Microcavity coupled quantum dot emission with detuning control

Solution processed colloidal semiconductor quantum dots (QDs) have size-tunable optical transitions and high quantum efficiencies, enabling various applications in opto-electronic devices. To enrich the functionality of QD-based opto-electronic devices, colloidal semiconductor QDs have been frequently coupled with optical cavities to enable emission modulation. However, it remains a challenge to fully understand the interaction between the optical cavity resonance and the QD emission, especially for the planar optical microcavities. Here, we have investigated the light emission of colloidal semiconductor QDs in the planar Fabry-Perot microcavity consisted of two Ag mirrors.
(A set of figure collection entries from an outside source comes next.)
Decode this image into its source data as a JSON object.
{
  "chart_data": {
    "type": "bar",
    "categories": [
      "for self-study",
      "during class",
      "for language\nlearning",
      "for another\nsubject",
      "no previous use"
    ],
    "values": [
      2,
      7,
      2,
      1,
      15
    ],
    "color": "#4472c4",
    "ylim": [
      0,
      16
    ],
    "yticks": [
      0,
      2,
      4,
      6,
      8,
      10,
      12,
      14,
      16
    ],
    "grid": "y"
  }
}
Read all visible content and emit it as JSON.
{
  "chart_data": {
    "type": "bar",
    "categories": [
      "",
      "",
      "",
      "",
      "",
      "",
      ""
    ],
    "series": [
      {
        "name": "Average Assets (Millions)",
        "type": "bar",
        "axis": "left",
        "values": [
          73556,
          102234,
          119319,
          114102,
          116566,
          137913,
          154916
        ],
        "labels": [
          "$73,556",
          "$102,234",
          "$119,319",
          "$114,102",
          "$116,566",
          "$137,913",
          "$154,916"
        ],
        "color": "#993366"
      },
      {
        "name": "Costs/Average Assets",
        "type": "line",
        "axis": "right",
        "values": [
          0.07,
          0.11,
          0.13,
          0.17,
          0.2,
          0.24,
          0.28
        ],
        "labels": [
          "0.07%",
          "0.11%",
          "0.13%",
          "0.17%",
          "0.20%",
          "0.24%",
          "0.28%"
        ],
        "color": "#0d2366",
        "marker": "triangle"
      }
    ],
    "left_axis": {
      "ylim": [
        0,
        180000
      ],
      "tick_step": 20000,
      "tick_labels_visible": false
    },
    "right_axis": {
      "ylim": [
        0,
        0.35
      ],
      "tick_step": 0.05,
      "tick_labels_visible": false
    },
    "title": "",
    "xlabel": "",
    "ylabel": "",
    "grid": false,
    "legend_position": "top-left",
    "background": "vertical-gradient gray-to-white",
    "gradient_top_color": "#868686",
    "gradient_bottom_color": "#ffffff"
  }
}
With the matched QD and cavity resonance, the microcavity coupled QD samples show a prominently narrower emission linewidth and emission angle range because of the efficient QD-cavity coupling, while with a slightly positive or negative energy detuning, the linewidth and angular distribution of the microcavity coupled QD emission both become broadened. Furthermore, with the standard lithography technique, the microcavity coupled QD sample can be patterned into arbitrary geometries, showing extra features of in-plane mode confinement. Our work highlights the important role of detuning in determining the coupling between colloidal semiconductor QDs and microcavities and paves the way for the future design of microcavity coupled QD devices.